И пропали все эти руки, словно и не было. А один из чудовищ вытянул шею, приблизил ко мне свою зловонную морду и глазами мне мысль в мозг послал, только зрачки треугольные кроваво полыхнули:
— Не спеши! Ведь у тебя еще должники есть. Может, посчитаешься с ними перед уходом-то, а?!
И такая страшная злоба с ехидой вместе из него вылилась, что понял, не отпустят, не простят, милости не жди.
— Получай первого! — проскрипело.
И коготь будто прорвал какое-то черное полотно над головой. И вывалилось оттуда существо какое-то голое, шмякнулось в грязь и жижу, поднялось на колени… Гляжу, глазам не верю! Да это ж убийца мой, черный, кровник проклятущий, тот самый, низенький, что топором меня по затылку охреначил! Аж задрожал я весь, потом облился, сердце мое измученное в ребра молотом ударило.

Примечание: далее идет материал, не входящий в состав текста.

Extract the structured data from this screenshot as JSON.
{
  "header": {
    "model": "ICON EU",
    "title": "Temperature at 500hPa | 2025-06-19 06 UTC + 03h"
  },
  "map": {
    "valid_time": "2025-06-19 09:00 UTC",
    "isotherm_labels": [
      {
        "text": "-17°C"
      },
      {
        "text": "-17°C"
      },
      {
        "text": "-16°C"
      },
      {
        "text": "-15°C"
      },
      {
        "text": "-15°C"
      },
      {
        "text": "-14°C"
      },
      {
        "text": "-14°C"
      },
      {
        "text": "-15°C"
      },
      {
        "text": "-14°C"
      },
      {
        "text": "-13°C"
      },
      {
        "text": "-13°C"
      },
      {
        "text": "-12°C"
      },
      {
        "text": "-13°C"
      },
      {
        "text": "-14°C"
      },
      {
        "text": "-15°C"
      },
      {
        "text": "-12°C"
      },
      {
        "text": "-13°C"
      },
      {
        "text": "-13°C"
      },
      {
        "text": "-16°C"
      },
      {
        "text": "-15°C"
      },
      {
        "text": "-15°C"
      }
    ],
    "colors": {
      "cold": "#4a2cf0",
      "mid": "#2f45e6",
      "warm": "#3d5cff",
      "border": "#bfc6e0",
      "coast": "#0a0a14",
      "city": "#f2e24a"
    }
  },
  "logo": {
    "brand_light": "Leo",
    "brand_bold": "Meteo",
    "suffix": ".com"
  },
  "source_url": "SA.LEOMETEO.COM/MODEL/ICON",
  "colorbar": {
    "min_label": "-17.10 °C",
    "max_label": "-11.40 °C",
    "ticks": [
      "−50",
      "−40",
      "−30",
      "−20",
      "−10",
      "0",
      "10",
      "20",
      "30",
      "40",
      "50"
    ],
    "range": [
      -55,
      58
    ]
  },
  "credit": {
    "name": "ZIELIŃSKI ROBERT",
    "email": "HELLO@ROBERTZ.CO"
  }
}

— И тебя, сука, сюда! — заорал я, не удержался. — Пора, гадский потрох, давно пора! Ну, держись!
А он голову выше еще поднимает, глядит на меня, сообразить ни хрена не может. А на шее у него веревка бол тается, петля какая-то… До меня и доперло, со злорадством я ему:
— Ну, чего, дорогой мой, тебя там, наверху, немножко повесили, вздернули! Чего молчишь?
И вдруг прямо под ногами моими топор образовался, тот самый топор, будто из воздуха или грязи, лежит, поблескивает. Но я решил не спешить — у меня ведь тоже, как и у этих чудовищ, вечность впереди.